Unit Director Claire Gutschenritter suddenly declares that activities will begin.
And kindergarteners to teenagers start their transition, satisfied that their academic chores are complete.
“My mom and dad want us to come here and get my homework done,” said Linderman Elementary School student David Bjorge, under his flaming red hair. He wears a University of Nebraska sweatshirt just because his principal attended Kansas. “We also get to play dodgeball a lot.”
With all the bustle and enthusiasm, it’s hard to believe the program was on the ropes last fall.
“August of 2013 was a critical time,” said club board member Michal Delgado. “And the misconception is that many people think we get funding from the schools or from the national organization or government. We do get some grant funding from (the Department of Justice) but not enough to sustain the club that’s growing as fast as ours is.”
Without key personnel and an unclear future for funding, the board worked feverishly to bring on Gutschenritter, who runs the education and activities programs and started Sept. 30, and Executive Director Aric Cooksley, who started in February.
“We’re not necessarily in better shape financially, but what we have key personnel in place with Aric and Claire, who really embraced our club and our Polson kids,” Delgado said. “She is so well-grounded in skill and leadership of the kids and how this program benefits them and she continues to achieve goals of academic success, citizenship and healthy lifestyles, while making it a place where kids want to be, not where they have to be.”

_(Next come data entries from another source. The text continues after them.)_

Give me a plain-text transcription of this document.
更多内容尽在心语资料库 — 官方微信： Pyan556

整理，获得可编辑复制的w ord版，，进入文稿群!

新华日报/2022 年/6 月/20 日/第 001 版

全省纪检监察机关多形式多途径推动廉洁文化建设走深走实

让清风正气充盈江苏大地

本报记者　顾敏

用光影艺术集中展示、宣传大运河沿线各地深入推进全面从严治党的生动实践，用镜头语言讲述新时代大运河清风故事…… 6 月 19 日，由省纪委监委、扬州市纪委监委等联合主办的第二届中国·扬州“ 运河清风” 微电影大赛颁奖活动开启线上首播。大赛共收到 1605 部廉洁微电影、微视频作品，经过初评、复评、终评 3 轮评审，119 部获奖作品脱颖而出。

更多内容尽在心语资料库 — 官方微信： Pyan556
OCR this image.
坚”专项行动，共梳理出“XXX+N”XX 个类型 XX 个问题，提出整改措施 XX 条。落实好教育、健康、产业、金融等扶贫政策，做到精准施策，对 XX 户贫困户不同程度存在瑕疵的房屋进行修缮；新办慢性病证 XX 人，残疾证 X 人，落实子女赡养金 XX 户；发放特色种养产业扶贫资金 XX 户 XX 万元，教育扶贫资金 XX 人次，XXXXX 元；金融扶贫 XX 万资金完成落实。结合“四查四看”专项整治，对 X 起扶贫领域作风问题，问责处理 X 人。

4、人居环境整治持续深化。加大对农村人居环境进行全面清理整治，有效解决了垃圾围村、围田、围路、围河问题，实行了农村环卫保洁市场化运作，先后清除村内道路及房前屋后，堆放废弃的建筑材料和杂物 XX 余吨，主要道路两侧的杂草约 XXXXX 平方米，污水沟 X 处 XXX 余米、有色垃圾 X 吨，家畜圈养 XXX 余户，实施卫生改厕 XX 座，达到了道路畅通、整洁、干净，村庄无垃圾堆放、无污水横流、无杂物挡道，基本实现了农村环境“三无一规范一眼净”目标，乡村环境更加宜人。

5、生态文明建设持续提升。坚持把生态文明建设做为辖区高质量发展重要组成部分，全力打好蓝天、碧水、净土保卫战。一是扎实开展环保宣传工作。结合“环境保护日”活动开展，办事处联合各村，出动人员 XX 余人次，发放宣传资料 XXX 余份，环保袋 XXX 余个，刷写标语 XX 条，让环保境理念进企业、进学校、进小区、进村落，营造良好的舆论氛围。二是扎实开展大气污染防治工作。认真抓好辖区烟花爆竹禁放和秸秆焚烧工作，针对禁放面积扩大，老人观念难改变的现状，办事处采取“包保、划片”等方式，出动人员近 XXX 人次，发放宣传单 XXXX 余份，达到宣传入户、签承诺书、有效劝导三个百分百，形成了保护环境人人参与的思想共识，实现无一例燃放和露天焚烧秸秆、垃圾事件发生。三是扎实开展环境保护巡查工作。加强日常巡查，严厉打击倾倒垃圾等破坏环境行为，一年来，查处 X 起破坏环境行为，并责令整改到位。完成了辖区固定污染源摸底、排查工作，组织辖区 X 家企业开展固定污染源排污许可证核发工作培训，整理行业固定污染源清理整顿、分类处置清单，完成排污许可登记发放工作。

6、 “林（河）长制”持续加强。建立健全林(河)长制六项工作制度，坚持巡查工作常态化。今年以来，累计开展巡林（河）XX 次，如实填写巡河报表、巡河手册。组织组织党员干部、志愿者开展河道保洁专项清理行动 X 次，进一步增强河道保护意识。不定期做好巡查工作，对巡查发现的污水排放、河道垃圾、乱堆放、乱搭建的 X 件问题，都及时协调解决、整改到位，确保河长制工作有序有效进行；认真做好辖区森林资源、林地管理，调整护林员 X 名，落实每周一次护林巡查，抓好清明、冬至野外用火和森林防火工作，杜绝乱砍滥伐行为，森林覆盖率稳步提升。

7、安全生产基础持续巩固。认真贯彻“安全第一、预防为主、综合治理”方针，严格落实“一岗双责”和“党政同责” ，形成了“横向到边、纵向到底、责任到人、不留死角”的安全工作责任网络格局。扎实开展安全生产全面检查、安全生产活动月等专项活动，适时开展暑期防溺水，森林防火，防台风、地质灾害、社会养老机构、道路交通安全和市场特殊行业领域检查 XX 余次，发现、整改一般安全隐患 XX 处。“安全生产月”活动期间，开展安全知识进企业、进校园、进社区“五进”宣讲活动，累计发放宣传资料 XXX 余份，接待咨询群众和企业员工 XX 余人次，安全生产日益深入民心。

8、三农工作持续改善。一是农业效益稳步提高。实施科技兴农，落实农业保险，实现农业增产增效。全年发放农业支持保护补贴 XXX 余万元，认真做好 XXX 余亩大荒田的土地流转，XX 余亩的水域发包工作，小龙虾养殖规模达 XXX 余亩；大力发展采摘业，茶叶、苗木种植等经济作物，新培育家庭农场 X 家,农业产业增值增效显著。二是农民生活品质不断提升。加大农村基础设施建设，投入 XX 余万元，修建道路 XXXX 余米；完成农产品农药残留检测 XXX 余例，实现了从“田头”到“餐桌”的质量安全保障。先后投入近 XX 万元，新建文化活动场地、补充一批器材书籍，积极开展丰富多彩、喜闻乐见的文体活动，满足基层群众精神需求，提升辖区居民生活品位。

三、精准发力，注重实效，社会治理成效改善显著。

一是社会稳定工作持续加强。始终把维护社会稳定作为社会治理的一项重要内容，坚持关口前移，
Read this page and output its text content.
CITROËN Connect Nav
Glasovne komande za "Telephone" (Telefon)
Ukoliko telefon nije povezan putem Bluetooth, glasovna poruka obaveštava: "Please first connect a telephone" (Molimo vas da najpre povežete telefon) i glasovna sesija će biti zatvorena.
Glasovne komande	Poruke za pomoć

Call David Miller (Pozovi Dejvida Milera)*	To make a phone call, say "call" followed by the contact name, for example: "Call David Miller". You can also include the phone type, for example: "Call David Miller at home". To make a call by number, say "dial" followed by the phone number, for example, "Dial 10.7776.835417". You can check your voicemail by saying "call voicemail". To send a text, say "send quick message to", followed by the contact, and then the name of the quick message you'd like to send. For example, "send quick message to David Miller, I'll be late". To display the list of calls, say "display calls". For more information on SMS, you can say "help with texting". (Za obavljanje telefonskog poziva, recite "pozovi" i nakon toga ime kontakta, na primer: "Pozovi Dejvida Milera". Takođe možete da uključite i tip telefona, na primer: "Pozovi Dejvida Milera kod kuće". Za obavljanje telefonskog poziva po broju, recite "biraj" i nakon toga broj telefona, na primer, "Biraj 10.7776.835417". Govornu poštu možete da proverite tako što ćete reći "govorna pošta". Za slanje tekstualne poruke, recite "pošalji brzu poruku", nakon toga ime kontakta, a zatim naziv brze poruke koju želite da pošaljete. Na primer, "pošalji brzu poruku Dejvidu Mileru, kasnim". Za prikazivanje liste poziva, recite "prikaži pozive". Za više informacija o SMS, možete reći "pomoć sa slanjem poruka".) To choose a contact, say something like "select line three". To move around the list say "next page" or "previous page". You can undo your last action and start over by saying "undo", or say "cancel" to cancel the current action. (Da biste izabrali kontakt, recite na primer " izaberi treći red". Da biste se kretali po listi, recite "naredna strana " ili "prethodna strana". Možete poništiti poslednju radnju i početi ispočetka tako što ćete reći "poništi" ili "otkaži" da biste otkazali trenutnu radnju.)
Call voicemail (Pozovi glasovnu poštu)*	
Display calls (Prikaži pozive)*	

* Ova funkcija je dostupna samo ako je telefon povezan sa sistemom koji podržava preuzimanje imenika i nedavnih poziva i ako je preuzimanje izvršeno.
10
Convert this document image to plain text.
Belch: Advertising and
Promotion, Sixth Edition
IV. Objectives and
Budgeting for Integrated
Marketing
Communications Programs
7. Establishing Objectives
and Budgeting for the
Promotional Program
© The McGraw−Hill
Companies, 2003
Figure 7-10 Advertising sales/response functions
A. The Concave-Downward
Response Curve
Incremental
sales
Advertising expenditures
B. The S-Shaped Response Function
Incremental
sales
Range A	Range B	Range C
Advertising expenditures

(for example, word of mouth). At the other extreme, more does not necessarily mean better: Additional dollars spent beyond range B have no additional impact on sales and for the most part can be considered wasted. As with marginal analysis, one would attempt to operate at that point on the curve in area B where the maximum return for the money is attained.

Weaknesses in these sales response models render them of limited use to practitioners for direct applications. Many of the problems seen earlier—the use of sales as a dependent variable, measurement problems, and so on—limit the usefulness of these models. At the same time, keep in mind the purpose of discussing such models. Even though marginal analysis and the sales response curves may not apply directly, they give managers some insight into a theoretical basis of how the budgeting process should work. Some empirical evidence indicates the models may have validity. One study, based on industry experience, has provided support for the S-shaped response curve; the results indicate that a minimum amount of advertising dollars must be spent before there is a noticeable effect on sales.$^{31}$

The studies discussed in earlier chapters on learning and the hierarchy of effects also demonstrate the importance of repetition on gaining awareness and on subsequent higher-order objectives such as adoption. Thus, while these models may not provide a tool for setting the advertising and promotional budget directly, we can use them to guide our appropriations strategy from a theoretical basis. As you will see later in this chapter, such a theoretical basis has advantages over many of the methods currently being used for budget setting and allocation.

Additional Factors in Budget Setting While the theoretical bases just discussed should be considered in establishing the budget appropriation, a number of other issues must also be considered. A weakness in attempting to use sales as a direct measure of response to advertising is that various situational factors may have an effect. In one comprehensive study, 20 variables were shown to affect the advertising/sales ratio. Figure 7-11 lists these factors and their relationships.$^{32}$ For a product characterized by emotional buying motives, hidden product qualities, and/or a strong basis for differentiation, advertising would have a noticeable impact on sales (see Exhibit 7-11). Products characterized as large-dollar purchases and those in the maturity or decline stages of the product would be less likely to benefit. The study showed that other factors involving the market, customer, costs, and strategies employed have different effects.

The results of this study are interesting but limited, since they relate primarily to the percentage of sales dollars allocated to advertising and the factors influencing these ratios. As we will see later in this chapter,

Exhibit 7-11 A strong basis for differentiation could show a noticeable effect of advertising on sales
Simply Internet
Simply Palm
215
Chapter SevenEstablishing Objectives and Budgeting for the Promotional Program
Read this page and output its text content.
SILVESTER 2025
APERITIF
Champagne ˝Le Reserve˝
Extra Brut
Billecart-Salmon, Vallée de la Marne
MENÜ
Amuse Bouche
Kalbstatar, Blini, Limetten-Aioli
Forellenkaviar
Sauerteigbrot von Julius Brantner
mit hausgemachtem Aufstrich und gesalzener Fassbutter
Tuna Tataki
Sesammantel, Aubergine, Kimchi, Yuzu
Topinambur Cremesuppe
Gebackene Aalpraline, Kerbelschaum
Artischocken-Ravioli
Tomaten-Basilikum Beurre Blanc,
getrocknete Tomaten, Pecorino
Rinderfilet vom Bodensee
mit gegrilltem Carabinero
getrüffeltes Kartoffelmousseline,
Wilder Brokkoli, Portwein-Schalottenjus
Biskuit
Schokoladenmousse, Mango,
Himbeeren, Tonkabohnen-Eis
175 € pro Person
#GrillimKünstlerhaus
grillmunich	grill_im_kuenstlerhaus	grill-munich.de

Rainn Brisbin, 9, a fourth grader at Linderman Elementary School, said she attended an after-school program at school but that ended.
Now she likes to get her homework done so she can, “play dodgeball and hang with my friends.”
The number of club members doubled since Gutschenritter, 29, started delivering a more structured program that rewards kids for their own diligence.
“The culture at the club is not that you can go there and run wild. There was a lot of resentment for changes I made when I came,” she said. “They moaned at everything I did. But growing together helped a lot as they accepted me as a leader.”
She immediately got rid of the TV and started cooperative games to help the students learn to work together and trust each other. She also has them read and complete homework before activities start. There are also consequences for bad behavior, which include “Dirty Duty” -- cleaning the activities and snack areas.
When the older kids complained that the co-op games were too juvenile, she met with them and they decided to do some clean up work together to learn the same skills. With every positive day of cooperation, the members, as a group, earn their way to a pizza party.
“The kids are guiding it and I’m getting a lot of positive feedback,” said Gutschenritter, a newlywed and mother. “They really like an achievable task they can be successful at in a short amount of time.”
She tries to balance hard work with rewards to teach the members what to expect as they grow older.
“Life is not all fun. You have to manage expectations,” said Gutschenritter, who graduated from Northwestern and earned her masters at the University of Montana. “When you actually reap the benefits of your own hard work no one has to tell you what you can and can’t do. You will find your own interests.”
More kids means the board and director have to keep funding streaming in.
The club started a 20-2000 campaign, asking donors to pledge $20 a month with the goal of getting at least 2,000 donations every month.
“That would allow us to know what to expect for a budget every month,” Delgado said.